Il convient de rappeler que Radio France a été, historiquement,
la première station à utiliser la bande MF. Le groupe dispose
donc d'émetteurs bien situés et nombreux. Radio France utilise
ces
nombreuses fréquences
, pour des raisons fort
légitimes. Tout d'abord, parce qu'elle propose
plusieurs
programmes
, les stations du groupe doivent être
considérées comme autant de réseaux nationaux. Ensuite, le
cahier des charges de Radio France impose une
obligation de diffusion sur
tout le territoire national
. Enfin, si le groupe dispose de nombreux
émetteurs, trop nombreux aux yeux des dirigeants de certaines radios
privées généralistes concurrentes, il convient de ne
retenir que ceux dont la puissance est supérieure à 100 watts.

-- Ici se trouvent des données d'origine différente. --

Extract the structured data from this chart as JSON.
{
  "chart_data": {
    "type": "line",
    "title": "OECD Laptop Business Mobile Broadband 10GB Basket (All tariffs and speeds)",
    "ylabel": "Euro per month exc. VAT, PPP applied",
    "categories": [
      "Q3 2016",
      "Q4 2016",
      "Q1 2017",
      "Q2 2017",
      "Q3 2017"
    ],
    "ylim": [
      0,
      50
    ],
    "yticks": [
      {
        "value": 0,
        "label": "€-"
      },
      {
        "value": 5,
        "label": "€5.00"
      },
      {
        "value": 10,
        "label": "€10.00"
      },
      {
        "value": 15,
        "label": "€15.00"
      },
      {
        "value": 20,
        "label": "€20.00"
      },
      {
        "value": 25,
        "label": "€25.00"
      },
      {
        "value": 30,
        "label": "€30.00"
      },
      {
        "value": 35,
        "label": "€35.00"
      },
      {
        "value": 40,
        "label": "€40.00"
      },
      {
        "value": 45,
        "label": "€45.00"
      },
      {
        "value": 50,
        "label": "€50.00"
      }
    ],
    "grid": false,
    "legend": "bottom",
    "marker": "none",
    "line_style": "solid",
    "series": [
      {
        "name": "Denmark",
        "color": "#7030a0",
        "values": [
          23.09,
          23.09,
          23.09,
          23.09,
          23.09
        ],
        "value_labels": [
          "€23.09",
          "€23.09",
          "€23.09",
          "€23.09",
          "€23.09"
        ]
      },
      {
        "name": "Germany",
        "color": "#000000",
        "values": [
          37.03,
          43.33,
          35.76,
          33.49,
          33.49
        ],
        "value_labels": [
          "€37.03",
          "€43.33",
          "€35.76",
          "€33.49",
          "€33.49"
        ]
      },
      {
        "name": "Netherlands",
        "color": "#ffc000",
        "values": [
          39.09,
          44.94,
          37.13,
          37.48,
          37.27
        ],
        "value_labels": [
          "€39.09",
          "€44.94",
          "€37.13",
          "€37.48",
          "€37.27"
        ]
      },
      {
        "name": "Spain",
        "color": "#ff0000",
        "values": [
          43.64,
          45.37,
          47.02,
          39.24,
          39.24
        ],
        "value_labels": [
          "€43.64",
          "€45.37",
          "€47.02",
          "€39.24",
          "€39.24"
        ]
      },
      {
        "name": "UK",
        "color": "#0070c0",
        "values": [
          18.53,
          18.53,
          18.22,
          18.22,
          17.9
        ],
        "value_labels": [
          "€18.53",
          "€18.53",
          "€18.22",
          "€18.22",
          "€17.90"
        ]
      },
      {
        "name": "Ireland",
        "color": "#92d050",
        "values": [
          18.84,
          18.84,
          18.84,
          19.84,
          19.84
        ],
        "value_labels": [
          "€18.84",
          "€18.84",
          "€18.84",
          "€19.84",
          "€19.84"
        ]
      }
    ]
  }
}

Pour une radio commerciale en effet, les émetteurs inférieurs
à cette puissance ne sont pas rentables économiquement en raison
de coûts d'entretien trop élevés. En revanche, Radio France
doit disposer de nombreux émetteurs d'une fréquence
inférieure à 100 watts afin de desservir les vallées des
Alpes ou des Pyrénées. Le département de la Savoie compte
par exemple à lui seul 92 émetteurs de Radio France.
Le nombre
d'émetteurs de plus de 100 watts de Radio France équivaut
à 20 % du parc total d'émetteurs de cette puissance, ce qui
correspond à l'audience globale du groupe
.
De plus, si les doubles fréquences pour les programmes de Radio France
existent, elles correspondent à des zones où le rayonnement des
émetteurs se chevauchent, là où les zones d'écoute
se recouvrent. Les "fréquences de confort", véritables doublons,
sont peu nombreuses.
Radio France s'est déclarée prête à participer aux
échanges de fréquences qui pourraient être
décidés au vu des résultats de la mission d'audit. Le
groupe pourrait renoncer à certains émetteurs, dont la forte
puissance gêne la réception d'autres radios. Cependant,
il
conviendra de veiller avec une particulière attention à ce que la
réduction du nombre d'émetteurs de forte puissance de Radio
France ne se traduise pas par une trop forte augmentation du nombre total
d'émetteurs, entraînant des coûts d'entretien plus
élevés, et, par conséquent, une aggravation des charges de
diffusion du groupe public.
Les contraintes à prendre en considération pour l'attribution de fréquences radiophoniques
·
Contrainte de fréquence
Deux radios diffusées sur des fréquences proches ou identiques se
brouillent mutuellement si elles desservent des zones communes ou adjacentes
indépendamment des programmes émis.
Le brouillage diminue ou disparaît à condition que la
fréquence de l'une des deux radios soit décalée. La
nécessité d'introduire un tel décalage constitue la
principale contrainte liée à la planification de
fréquence : la compatibilité entre deux émetteurs de
radiodiffusion sonore n'existe que si ceux-ci présentent un écart
de fréquence suffisant qui dépend de leur puissance
rayonnée et de leur dégagement d'antenne respectifs ainsi que de
la distance et du relief qui les séparent.
Pour une distance AB inférieure à 15 km, l'écart en
fréquence vaut 0,4 Mhz ce qui limite à 51 le nombre
maximum de fréquences planifiables sur une même zone.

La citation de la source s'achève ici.